How Ignoring Waste is Destroying the Earth

The earth is not a big place. There are only so many resources that it can provide for us to use. We have been using the earth’s natural resources at an alarming rate, and we are starting to see the consequences of our actions in both human health and environmental destruction. One major consequence of our unhealthy reliance on fossil fuels is waste production. Waste production has increased exponentially over the last few decades, due to things like continued deforestation, factory farming practices, plastic pollution, and production of non-biodegradable fossil fuels. Waste generation is not the only problem though, as we have been ignoring waste management for a long time now!

How Does Not Recycling Harm The Environment?

Pollution is the biggest issue with waste production. Whether it is asbestos, old batteries, or plastic bags; any type of waste can pollute our environment. This pollution becomes an even bigger problem when you look at how long some types of waste take to degrade in landfills. Landfilled materials can emit toxic chemicals, methane gas (a greenhouse gas with 25 times the warming power of carbon dioxide), and other pollutants. If these toxins seep into groundwater, they can create a serious hazard for people living in surrounding areas.

In addition to polluting our air, water, and land; waste management is also harming biodiversity around the world! The amount of plastic filling up our waterways has become a major issue, and it is estimated that there will be more plastic than fish in the ocean by 2050! This increase in waste has led to a decrease of food sources for wildlife. The chemistry behind how plastics impact wildlife deserves an entire blog post on their own, but suffice it to say; we are poisoning our planet one piece at a time.

What Can We Do To Help?

One of the best things you can do to help reduce pollution and conserve our natural resources is by recycling. There are a lot of recyclable items that we use on a daily basis, but don’t always think about putting in their respective bins at home or work! Paper products like newspaper, magazines, notebooks, and paper plates all have a recycling code on them that you can use to figure out what kind of plastic they are made from. Cardboard boxes should also be recycled, as well as any sort of reusable shopping bag or grocery sack!

Another way that we contribute waste to our environment is by relying too heavily on non-biodegradable products. Plastic is a great example of this, as it does not decompose in landfills. It also takes over 1000 years for plastic to degrade! Try bringing reusable bags or mugs with you when shopping instead of using paper products and single-use plastics like straws, water bottles, coffee cups, etc.; if everyone made an effort to do so, we could reduce waste significantly!

At the end of the day; cutting down on our individual reliance on plastic and fossil fuels is one of the best ways that you can help protect both human health and environmental quality. The more people who make an effort to recycle, use reusable products, or rely less heavily on things like plastics; the more we can reduce waste and slow down the process of pollution.

Do not forget to recycle! Click Here for more information on how you can help protect our planet from toxic pollutants such as mercury, lead, arsenic, and other dangerous substances found in landfills across America.

Overflowing Landfills

These landfills are often located in low-income areas, because it is less expensive for companies to set them up near poorer communities. The average American produces four pounds of trash per day; multiply that by the amount of people on Earth and you can see just how big this waste problem really is! Some ways that we contribute to this issue include not recycling, using non-biodegradable products like plastic, and littering.

Litter is one of the biggest problems that we are facing right now when it comes to our environment! The amount of trash in our oceans has reached an all time high; scientists estimate that there will be more plastics than fish in the ocean by 2050! Many animals are being killed by trash in the ocean every year, because they mistake plastic for food or get tangled up in it. An animal can starve to death when its stomach is full of indigestible items like bottle caps and straws.

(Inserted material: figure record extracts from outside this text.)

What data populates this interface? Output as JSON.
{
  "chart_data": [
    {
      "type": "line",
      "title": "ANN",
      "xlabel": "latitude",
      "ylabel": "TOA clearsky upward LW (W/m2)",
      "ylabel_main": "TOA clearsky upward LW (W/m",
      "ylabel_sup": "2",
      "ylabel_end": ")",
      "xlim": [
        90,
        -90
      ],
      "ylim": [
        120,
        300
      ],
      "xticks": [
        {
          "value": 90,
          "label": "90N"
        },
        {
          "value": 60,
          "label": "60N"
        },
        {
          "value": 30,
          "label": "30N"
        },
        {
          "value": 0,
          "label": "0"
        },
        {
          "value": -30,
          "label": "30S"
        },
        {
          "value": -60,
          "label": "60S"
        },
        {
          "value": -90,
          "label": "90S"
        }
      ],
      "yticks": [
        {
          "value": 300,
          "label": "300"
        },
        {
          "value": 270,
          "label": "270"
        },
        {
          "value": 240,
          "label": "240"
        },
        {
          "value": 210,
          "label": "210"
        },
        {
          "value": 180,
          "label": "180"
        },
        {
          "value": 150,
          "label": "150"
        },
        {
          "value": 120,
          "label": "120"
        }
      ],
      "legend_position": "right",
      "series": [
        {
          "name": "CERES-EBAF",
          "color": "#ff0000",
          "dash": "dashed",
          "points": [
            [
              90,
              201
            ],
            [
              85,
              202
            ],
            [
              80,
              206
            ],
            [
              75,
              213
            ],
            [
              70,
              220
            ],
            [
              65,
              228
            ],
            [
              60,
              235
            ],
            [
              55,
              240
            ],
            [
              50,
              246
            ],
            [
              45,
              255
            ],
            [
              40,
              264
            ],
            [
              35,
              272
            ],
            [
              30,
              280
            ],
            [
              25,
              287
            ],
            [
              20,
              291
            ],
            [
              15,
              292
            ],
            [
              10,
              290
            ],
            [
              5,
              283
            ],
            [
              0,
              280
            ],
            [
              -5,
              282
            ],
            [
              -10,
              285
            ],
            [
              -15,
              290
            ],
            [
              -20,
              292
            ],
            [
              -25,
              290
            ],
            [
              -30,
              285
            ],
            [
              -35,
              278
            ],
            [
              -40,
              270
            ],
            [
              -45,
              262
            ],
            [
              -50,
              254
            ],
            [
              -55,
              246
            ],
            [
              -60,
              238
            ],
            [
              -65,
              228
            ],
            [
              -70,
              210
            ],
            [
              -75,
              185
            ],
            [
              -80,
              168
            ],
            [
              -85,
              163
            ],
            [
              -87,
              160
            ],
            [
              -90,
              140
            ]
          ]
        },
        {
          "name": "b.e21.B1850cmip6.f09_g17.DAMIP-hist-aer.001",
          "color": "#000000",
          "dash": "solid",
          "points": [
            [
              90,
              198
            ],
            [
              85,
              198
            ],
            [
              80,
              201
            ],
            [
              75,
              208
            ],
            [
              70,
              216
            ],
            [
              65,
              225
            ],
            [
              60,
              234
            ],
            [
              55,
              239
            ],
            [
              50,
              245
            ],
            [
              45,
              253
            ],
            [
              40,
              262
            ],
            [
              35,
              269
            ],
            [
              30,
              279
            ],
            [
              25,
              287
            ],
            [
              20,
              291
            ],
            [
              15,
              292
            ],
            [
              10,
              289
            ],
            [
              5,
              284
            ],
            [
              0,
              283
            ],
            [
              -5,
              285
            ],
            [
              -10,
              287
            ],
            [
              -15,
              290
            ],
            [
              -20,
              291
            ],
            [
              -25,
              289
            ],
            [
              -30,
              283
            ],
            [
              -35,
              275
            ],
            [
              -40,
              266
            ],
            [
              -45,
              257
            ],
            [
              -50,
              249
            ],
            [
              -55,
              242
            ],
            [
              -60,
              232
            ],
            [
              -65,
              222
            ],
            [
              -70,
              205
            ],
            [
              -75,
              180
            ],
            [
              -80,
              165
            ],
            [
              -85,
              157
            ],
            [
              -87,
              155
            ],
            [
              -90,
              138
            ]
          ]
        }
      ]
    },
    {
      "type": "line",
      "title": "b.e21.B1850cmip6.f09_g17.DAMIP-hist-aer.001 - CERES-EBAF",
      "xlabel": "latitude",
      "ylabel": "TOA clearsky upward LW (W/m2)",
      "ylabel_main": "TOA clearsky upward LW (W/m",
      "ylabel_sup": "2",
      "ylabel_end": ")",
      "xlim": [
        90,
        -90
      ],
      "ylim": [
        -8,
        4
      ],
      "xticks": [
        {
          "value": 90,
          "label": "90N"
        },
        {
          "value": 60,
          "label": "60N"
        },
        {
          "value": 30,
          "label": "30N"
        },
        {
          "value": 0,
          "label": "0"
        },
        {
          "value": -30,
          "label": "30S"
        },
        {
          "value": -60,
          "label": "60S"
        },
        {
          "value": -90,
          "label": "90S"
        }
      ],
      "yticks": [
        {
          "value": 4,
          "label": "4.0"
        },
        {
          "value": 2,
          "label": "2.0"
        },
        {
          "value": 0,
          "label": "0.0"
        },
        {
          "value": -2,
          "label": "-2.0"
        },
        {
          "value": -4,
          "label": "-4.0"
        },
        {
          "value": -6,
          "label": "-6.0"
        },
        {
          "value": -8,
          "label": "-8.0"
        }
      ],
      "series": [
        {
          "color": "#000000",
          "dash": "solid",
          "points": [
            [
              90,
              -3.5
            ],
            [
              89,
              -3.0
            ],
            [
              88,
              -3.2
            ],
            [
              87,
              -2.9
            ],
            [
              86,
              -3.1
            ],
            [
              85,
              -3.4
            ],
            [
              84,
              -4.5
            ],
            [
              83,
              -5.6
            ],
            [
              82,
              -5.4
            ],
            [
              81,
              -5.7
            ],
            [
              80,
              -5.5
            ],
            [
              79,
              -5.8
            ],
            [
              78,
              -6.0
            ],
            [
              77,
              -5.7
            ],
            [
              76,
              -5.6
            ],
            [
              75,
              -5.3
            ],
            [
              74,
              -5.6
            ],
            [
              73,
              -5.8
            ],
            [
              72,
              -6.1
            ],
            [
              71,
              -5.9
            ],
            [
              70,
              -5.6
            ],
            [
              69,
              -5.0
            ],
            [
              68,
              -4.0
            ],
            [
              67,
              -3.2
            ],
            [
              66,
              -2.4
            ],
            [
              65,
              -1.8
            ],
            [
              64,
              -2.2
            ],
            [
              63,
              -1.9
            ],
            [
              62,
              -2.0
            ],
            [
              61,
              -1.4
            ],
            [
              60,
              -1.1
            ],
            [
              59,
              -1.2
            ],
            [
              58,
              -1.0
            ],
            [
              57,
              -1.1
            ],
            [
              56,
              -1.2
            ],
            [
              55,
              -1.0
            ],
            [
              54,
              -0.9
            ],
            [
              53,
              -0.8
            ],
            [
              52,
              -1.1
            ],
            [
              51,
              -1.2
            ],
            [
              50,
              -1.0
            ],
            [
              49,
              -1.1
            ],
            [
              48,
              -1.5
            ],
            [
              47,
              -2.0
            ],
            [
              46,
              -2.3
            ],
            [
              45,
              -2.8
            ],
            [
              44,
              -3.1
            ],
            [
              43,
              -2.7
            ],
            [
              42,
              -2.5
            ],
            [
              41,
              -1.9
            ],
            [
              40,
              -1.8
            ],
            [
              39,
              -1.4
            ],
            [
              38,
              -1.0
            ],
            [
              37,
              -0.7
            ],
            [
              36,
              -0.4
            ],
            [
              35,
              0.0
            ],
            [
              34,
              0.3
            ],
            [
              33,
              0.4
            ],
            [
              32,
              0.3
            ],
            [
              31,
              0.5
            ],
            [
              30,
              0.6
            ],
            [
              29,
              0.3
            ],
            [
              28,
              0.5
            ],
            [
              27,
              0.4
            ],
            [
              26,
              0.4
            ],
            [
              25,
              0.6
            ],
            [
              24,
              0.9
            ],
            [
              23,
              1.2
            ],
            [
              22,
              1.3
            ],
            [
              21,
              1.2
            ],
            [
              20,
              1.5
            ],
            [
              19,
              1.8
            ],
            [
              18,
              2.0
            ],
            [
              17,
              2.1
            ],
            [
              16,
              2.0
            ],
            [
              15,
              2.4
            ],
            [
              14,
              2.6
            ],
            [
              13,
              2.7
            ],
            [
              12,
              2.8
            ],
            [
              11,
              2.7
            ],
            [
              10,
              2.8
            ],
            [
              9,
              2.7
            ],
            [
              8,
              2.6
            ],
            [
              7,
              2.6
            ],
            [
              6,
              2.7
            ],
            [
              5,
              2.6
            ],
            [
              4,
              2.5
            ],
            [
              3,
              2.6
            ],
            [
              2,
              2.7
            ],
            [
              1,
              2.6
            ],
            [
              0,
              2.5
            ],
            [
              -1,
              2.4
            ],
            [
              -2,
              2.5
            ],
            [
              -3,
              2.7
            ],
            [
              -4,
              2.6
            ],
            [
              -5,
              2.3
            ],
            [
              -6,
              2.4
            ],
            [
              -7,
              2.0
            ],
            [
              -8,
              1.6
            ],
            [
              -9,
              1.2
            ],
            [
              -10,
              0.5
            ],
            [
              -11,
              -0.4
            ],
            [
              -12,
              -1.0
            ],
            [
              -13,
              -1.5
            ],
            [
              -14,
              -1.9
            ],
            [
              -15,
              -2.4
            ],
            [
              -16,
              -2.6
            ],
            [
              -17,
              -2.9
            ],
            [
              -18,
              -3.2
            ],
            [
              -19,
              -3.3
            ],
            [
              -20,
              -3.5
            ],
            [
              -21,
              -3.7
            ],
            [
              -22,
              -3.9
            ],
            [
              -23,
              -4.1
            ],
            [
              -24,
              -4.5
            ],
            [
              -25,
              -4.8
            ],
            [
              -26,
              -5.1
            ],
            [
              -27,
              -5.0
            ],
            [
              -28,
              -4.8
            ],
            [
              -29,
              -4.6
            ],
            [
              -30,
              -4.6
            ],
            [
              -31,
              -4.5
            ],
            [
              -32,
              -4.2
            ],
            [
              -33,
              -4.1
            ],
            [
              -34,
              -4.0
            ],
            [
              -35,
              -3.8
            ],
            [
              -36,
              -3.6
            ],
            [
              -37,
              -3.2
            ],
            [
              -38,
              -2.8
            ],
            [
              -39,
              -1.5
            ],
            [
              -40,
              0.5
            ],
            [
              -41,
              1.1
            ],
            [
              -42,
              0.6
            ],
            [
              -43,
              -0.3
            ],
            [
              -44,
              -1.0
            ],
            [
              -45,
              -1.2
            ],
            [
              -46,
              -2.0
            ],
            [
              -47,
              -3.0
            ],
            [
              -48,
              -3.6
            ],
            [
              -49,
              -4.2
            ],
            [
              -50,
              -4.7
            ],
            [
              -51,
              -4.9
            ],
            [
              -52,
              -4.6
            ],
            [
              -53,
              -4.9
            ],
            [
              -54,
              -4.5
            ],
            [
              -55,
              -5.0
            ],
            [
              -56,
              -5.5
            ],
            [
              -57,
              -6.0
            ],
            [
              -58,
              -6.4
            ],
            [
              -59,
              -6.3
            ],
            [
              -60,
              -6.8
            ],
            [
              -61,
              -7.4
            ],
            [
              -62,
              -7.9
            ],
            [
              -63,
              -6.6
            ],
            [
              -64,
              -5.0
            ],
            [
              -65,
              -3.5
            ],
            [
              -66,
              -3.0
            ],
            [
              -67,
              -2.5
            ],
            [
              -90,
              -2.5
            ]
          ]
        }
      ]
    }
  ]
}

There are also many chemicals contained within landfills that pollute our air, water, and soil. Some of these chemicals include mercury, lead, arsenic, cadmium, chromium, benzene; all of which are extremely dangerous to human health! When landfills overflow due to rain or other natural disasters like hurricanes; the harmful toxins they contain can end up in nearby lakes and rivers.

Natural Habitat Destruction:

Waste Landfills are also responsible for destroying natural habitats. They take up a lot of space, so animals that live on or near them have less room to roam around in! As the number of landfills increases every year; more and more wildlife will be forced out of their homes.

The resources used by humans can never truly be replaced; when we destroy our environment in the name of progress, it will take many years to reverse this damage.

Recycling is one way that you can personally contribute to slowing down environmental destruction! Click Here for more information on how your day-to-day choices affect local wildlife and habitats across America. If everyone made a conscious effort to recycle, reuse items like plastic bags and water bottles; we could cut down on waste significantly.

Recycling is also beneficial to the environment in other ways! When you recycle paper products or glass bottles, they are turned into new materials that can be used for future projects. This means less trees have to be harvested from natural habitats across America, so the wildlife that rely on these areas can continue to survive in their natural homes.

Recycle your trash today! Click Here for more information about how you can help reduce waste and protect our environment every day of the year. Reducing fossil fuels, using reusable products instead of single-use plastics; are all easy ways that everyone can contribute to this important cause.